Did I mention pale'n'oppy? This must be the top pale'n'oppy festival line-up in Scotland. Marble, Hawkshead, Thornbridge, Otley, Moor, Steel City, Oakham and more. When I comment on this, head brewer Wil shrugs and says "I just bought beer from my mates", which is as good a way of choosing beers as some others I can think of. There are dark beers as well but the straw-coloured session beers definitely predominate.

My next scoop is one from the ultimate scooper brewing company, Steel City. Riot in Paradise has a lot of yeasty flavour and doesn't taste anything like the claimed 100 IBU. Good but not outstanding. Quick halves of Bristol Beer Factory Milk Stout and Hawkshead Windermere Pale don't quite live up to my expectations of them, based on memory in the first case and other people's opinions in the second, though both are good.

Should I take the brewery tour? I'd already been round it last year, and it's not a big place. What's changed since then? Three new fermenters? OK, I'll go and look at fermenters then; that's always fun (I am quite serious, I do really like seeing fermenters, especially when they're full of beer).
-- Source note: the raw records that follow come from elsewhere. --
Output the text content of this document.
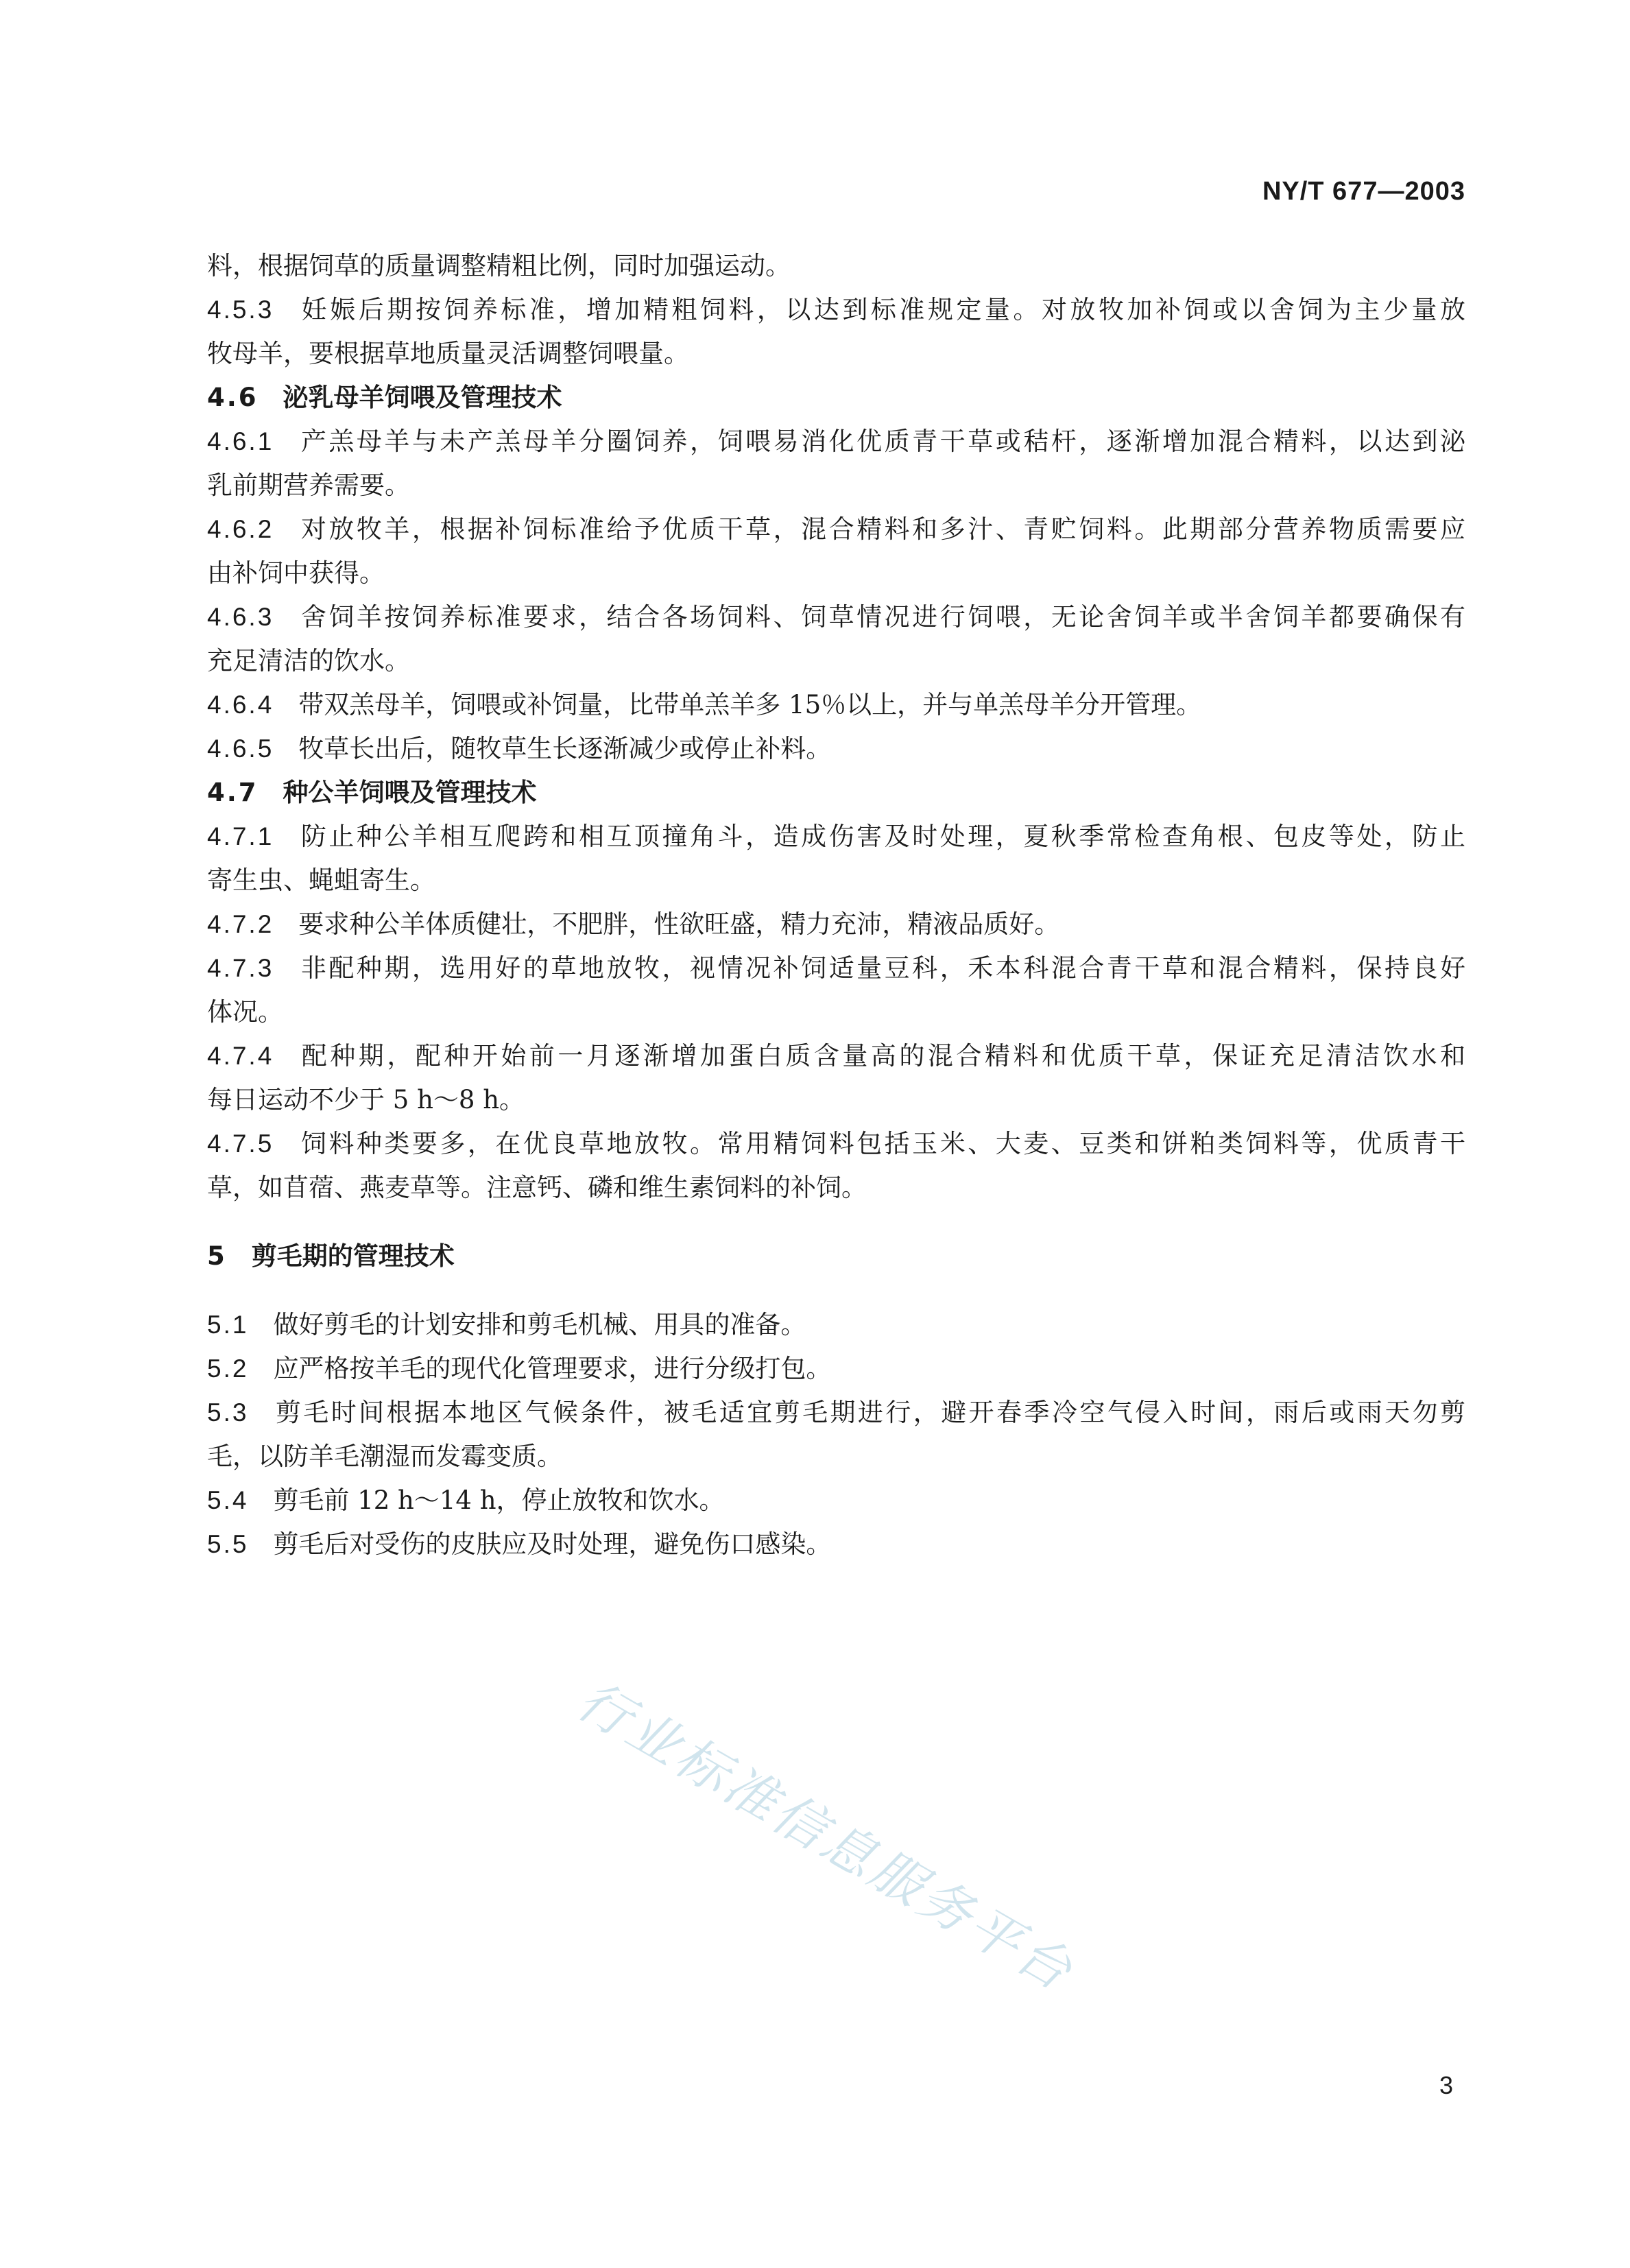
NY/T 677—2003

料，根据饲草的质量调整精粗比例，同时加强运动。

4.5.3 妊娠后期按饲养标准，增加精粗饲料，以达到标准规定量。对放牧加补饲或以舍饲为主少量放

牧母羊，要根据草地质量灵活调整饲喂量。

4.6 泌乳母羊饲喂及管理技术

4.6.1 产羔母羊与未产羔母羊分圈饲养，饲喂易消化优质青干草或秸杆，逐渐增加混合精料，以达到泌

乳前期营养需要。

4.6.2 对放牧羊，根据补饲标准给予优质干草，混合精料和多汁、青贮饲料。此期部分营养物质需要应

由补饲中获得。

4.6.3 舍饲羊按饲养标准要求，结合各场饲料、饲草情况进行饲喂，无论舍饲羊或半舍饲羊都要确保有

充足清洁的饮水。

4.6.4 带双羔母羊，饲喂或补饲量，比带单羔羊多 15％以上，并与单羔母羊分开管理。

4.6.5 牧草长出后，随牧草生长逐渐减少或停止补料。

4.7 种公羊饲喂及管理技术

4.7.1 防止种公羊相互爬跨和相互顶撞角斗，造成伤害及时处理，夏秋季常检查角根、包皮等处，防止

寄生虫、蝇蛆寄生。

4.7.2 要求种公羊体质健壮，不肥胖，性欲旺盛，精力充沛，精液品质好。

4.7.3 非配种期，选用好的草地放牧，视情况补饲适量豆科，禾本科混合青干草和混合精料，保持良好

体况。

4.7.4 配种期，配种开始前一月逐渐增加蛋白质含量高的混合精料和优质干草，保证充足清洁饮水和

每日运动不少于 5 h～8 h。

4.7.5 饲料种类要多，在优良草地放牧。常用精饲料包括玉米、大麦、豆类和饼粕类饲料等，优质青干

草，如苜蓿、燕麦草等。注意钙、磷和维生素饲料的补饲。

5 剪毛期的管理技术

5.1 做好剪毛的计划安排和剪毛机械、用具的准备。

5.2 应严格按羊毛的现代化管理要求，进行分级打包。

5.3 剪毛时间根据本地区气候条件，被毛适宜剪毛期进行，避开春季冷空气侵入时间，雨后或雨天勿剪

毛，以防羊毛潮湿而发霉变质。

5.4 剪毛前 12 h～14 h，停止放牧和饮水。

5.5 剪毛后对受伤的皮肤应及时处理，避免伤口感染。

行业标准信息服务平台
3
Wil is leading the tour and it draws a substantial crowd; about 30 people are crowded round the mash tun as he explains the brewing process. Every time I am here it amazes me that such stunning beers come out of this tiny brewhouse – there literally isn't room to swing a cat, at least not without it hitting the brew kettle. The set-up is not unusual: malt comes down a pipe from a grist case mounted in the ceiling into the mash tun. If you want to know the exact mash temperature and boil times you'll have to go and take the tour yourself. Most of the beers have a little wheat in them for head retention purposes. Hops are all whole and the aroma addition is 5 minutes before the end of the boil.

Then it's into the cold room where the tall fermenters dominate. It smells lovely. All that beer … Yeast health is a priority here, explains Wil, since they are operating at capacity and if the beer isn't ready to cask he doesn't have a fermenter to put the next brew in.

There's a treat for visitors on the tour – a cask of two-year-old Benleva IPA (5.7%) is set up. It's smooth, mellow and oily. Actually, there are two treats, because there's also some Alchemy X111 from Thornbridge Hall, an American brown ale which is dry and roasty. So yes, the tour was a good idea.

Back outside the sun is shining and someone is playing Johnny B. Goode on the fiddle (it's better than it sounds). Some of the local lads have discovered Oakham Attila, because it's the strongest beer at the festival. Uh-oh. Me, I've moved on to Thornbridge Evenlode; like coffee liqueur chocolates in liquid form. Marble No 3 Pale Ale is GOOD and Thornbridge Sequoia isn't really, though not bad as such, just not to my taste, too oxo-cubey).

Earlier in the day one might have questioned the wisdom of having Fyne's 6.8% Sublime Stout and Thornbridge's 7.7% St Petersburg at a festival in the sunshine. I recall avoiding them last year for fear of falling over. Now, as the temperature plummets, we move on to these and gather round the bonfire in an attempt to keep warm. Drinking Sublime Stout by firelight while hippy girls sing California Dreamin' in the distance isn't the worst way to end an evening, and as I settle down in my tent I chance upon a passage in the new book from Charles Bamforth: "beer is never better than when drunk close to the brewery". Charlie's right, I think.


  1. I can't add to your comments about Fyne ales, having drunk much less of them than you, but I can say that the title of the post is one of the most willful bits of lyric-mangling I've seen (outside of The Beer Nut's blog).

  2. Great write up - sounds like a fantastic festival! Unique location, close to a brewery, lots of pale and hoppy beers for the sunshine and then some stronger, dark stuff for the night time.

    We should try and get a load of bloggers up to it next year. The Beer Monkey suggested a twissup - sounds good to me!

  3. You said the same thing last year Mark ;)

  4. You can't fault his consistency or enthusiasm!

  5. lovin the title musical reference also.

  6. I agree with the write up , what a wonderful weekend it was. My sister and friends were camping so Im wondering if it was them who were singing "California Dreamin" A big thank you to Tuggy and her family for a wonderful weekend. Cant wait for next year.